The movie opened true to Kawase's penchant for capturing moving air. Here, we see lush greenery on tree tops dancing to the motion of wind, and vast open fields where blades of grass sway back and forth when caressed by the breeze. It's like watching a National Geographic episode of forests and greenery before the opening credits kicked in to start the film proper. I even suspected that M Night Shyamalan could have paid homage in his The Happening, which also had plenty of such shots put into it.
The story tells of the relationship that formed between Shigeki (Shigeki Uda) and Machiko (Machiko Ono), the former an old man in an elderly home who has been aloof after the lost of his wife some 33 years ago. 33 years is an extremely long time, and to miss someone for that long, well, you know how strong his emotions are to his wife. On the other hand, Machiko is a staff at the same elderly home, but she too is grieving internally for the loss of her son, and her husband squarely puts the responsibility and blame on her petite shoulders.
While initially starting off on the wrong foot with fiery misunderstanding, they soon hit it off in a game of tag in the great outdoors, where the camera pulls back to reveal again the large open spaces, and the two protagonists finding and connecting with each other, two tiny creatures in the space that Nature offered, only to act as a precursor of a more adventurous outing that would come soon after, in an excursion that took a turn for the unexpected when their car ran into a ditch.
In what seemed to be a wandering around aimlessly on foot deep inside nature herself, both Shigeki and Machiko had to depend on each other to keep to their wildlife tour, with the former having the objective of wanting to look for his late wife's grave, like a pilgrimage in itself. The observations from far earlier gives way to a more intimate look at the two, and Shigeki turned into some kind of enigma, clutching his all important haversack, as they go from set piece to set piece, some quaintly quiet, while others I seem to make no headway from sudden outbursts which persisted as being more whiny than anything else.
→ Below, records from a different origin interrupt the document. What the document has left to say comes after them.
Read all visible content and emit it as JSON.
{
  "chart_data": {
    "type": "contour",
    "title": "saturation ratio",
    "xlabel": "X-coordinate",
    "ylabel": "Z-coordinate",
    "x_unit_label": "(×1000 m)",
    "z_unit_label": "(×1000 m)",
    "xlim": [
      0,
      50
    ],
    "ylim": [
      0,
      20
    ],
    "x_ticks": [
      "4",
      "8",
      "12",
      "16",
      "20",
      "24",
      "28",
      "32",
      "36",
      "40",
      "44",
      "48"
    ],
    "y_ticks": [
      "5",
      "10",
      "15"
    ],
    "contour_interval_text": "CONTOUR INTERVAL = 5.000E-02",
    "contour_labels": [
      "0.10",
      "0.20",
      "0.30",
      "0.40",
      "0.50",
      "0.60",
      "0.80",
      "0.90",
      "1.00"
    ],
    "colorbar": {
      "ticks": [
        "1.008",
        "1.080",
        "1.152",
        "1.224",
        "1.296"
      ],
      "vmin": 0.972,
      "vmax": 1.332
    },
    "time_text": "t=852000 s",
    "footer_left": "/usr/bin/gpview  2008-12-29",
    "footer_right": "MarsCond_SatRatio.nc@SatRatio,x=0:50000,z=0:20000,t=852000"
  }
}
Might be a masterpiece for some to appreciate, especially with its beautiful cinematography, but everything else was certainly lost on me probably due to my lack of extreme patience, and I grief in not being able to be moved by this movie.
demands patience but does not reward it
Machiko starts work as a caregiver in a rural Old Folk's Home, seemingly setting out on a new life after the traumatic loss of her child. There she meets Shigeki, who seems to take to her because her name is similar to that of his beloved wife who passed away 33 years previously. Thirty-three years is an auspicious time, says a Buddhist priest to Shigeki, because his wife can now enter nirvana. The priest's words, the arrival of Machiko, and another birthday seem to spark something inside the mentally diminished Shigeki. When Machiko takes him out for the day, a car accident sets off a chain of events that will push both Shigeki and Mahciko to extremes, and respective epiphanies.
That is as much conventional narrative interpretation as this episodic, dreamlike piece can sustain. The set up is deftly handled, with the protagonists' tragedy revealed in violent confrontation with Machiko's husband, and opaque but insistent resistance from Shigeki. Makiko Watanabe exemplifies the low-key, naturalistic performances from the actors, seemingly in balance with the amateur octogenarians around them. A game of hide-and-seek in tea fields is endearing.
However, the best and worst of art-house is on display here. The mountains, forests and streams of Nara look magical and immortal. The sense of timelessness set in contrast to the fading mortality of the care-home residents is profound. However, once the story moves towards Machiko and Shigeki's journey through the forest, the shots are held longer, the lines become sparse and difficult to fathom, and there is a lot of walking, walking, walking... I get that these two are on a journey that will help them realise, for Shigeki, that his life has had meaning, and that for Machiko, there is a way to go on through human connection. Somehow this is brought to them by hugging a large dead tree. And falling in streams. And digging. And walking, lots of walking.
It looks beautiful, the actors are charismatic, but I am not sure there is really anything else there. Once Upon a Time in Anatolia dealt with similar themes, but more poetically, with more startling, painterly images, and with a deeper resonance. The Mourning Forest opens with a promise, but ultimately it does not live up to it.